Con la sentenza n. 17590/2019, pubblicata il 28 giugno scorso, la Corte di Cassazione si è pronunciata sul termine entro il quale va formulata, a pena di decadenza, la domanda di addebito nell’ambito del giudizio di separazione tra coniugi, affermando che è da considerarsi tempestiva la domanda se depositata con la memoria integrativa ex art. 709 c.p.c., terzo comma.
Mercoledi 3 Luglio 2019 |
IL CASO: Nell’ambito di un giudizio di separazione tra coniugi, il Tribunale addebitava la separazione al marito ritenendo tempestiva la domanda di addebito formulata dalla moglie dopo la fase presidenziale con la memoria ex art. 709 c.p.c, terzo comma. La sentenza di primo grado veniva confermata dalla Corte di Appello in sede di gravame proposto dal marito. Quest’ultimo, pertanto, interponeva ricorso per Cassazione.

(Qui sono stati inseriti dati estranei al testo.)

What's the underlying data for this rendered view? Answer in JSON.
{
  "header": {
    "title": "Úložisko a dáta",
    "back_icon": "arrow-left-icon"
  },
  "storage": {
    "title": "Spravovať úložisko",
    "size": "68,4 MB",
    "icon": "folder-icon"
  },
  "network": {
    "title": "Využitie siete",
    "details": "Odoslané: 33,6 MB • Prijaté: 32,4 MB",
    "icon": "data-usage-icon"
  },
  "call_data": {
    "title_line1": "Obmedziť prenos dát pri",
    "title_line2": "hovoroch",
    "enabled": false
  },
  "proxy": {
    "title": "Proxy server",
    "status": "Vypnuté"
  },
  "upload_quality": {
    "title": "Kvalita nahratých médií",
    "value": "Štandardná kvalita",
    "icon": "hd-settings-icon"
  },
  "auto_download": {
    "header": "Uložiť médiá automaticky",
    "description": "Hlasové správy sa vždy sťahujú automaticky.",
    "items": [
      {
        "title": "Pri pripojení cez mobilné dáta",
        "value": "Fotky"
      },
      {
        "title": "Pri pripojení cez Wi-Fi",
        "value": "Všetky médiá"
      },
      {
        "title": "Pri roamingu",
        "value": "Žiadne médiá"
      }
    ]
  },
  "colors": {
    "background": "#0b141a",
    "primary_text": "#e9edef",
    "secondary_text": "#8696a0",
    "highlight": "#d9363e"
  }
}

LA DECISIONE: Con la sentenza in commento, la Corte di Cassazione ha rigettato il motivo del ricorso, ritenendo corretta la decisione della Corte di Appello ed affermando il seguente principio di diritto: “In materia di separazione personale tra coniugi, la domanda di addebito della separazione può essere introdotta per la prima volta con la memoria integrativa di cui all’art. 709, terzo comma, cod. proc. civ. in ragione della natura bifasica del giudizio in cui alla finalità conciliativa propria del momento che trova svolgimento davanti al presidente del tribunale segue, nell’infruttuosità della prima, quello contenzioso dinanzi al giudice istruttore, introdotto in applicazione di un sistema di norme processuali che mutua, per contenuti e scansioni, le forme del giudizio ordinario da citazione, il tutto per un più ampio meccanismo segnato, nel passaggio tra la fase di conciliazione dei coniugi e quella contenziosa, da una progressiva formazione della vocatio in ius”.
Gli Ermellini hanno, altresì, evidenziato che:
con la riforma del processo di separazione personale dei coniugi è stato adottato un modello di natura bifasica in cui convivono una prima fase, non contenziosa, che introdotta con il ricorso ex art. 706 c.p.c. è contrassegnata dalla centralità del tentativo di conciliazione tra i coniugi esperito dal presidente ed una seconda fase, contenziosa, che si instaura all’esito del fallimento del tentativo di conciliazione nella contrapposta dialettica tra le parti, tesa a trovare una definizione dinnanzi al giudice istruttore per il meccanismo propositivo di cui all’art. 709 c.p.c., terzo comma;
il provvedimento che viene emesso dal presidente all’esito dell’inutile esperimento del tentativo di conciliazione tra i coniugi, denuncia nei suoi contenuti, la finalità di dare al processo ordinato svolgimento segnandone il passaggio dalla fase conciliativa non contenziosa a quella contenziosa, a cognizione ordinaria;
pertanto, la memoria integrativa che deve essere prodotta dinanzi al giudice istruttore, quale atto che introduce, in continuità con la fase pregressa, il giudizio contenzioso, resta definita, per il richiamo operatone nel terzo comma dell’art. 709 c.p.c., dai contenuti dell’atto di citazione (art. 163, terzo comma , nn. 2),3),4),5) e 6) c.p.c.;
la memoria integrativa di cui all’art. 709 c.p.c. può contenere la domanda di addebito in ragione del carattere bifasico del giudizio di separazione personale rispondente all’interesse che il ricorrente potrebbe avere di non “spendere” nel ricorso introduttivo ex art. 706 c.p.c. quella domanda per non escludere a priori una soluzione consensuale della crisi familiare. Tale soluzione, trova inequivoco sostegno, quanto alla sua struttura, nella disciplina di riforma contenuta nell’art. 709 c.p.c., terzo comma.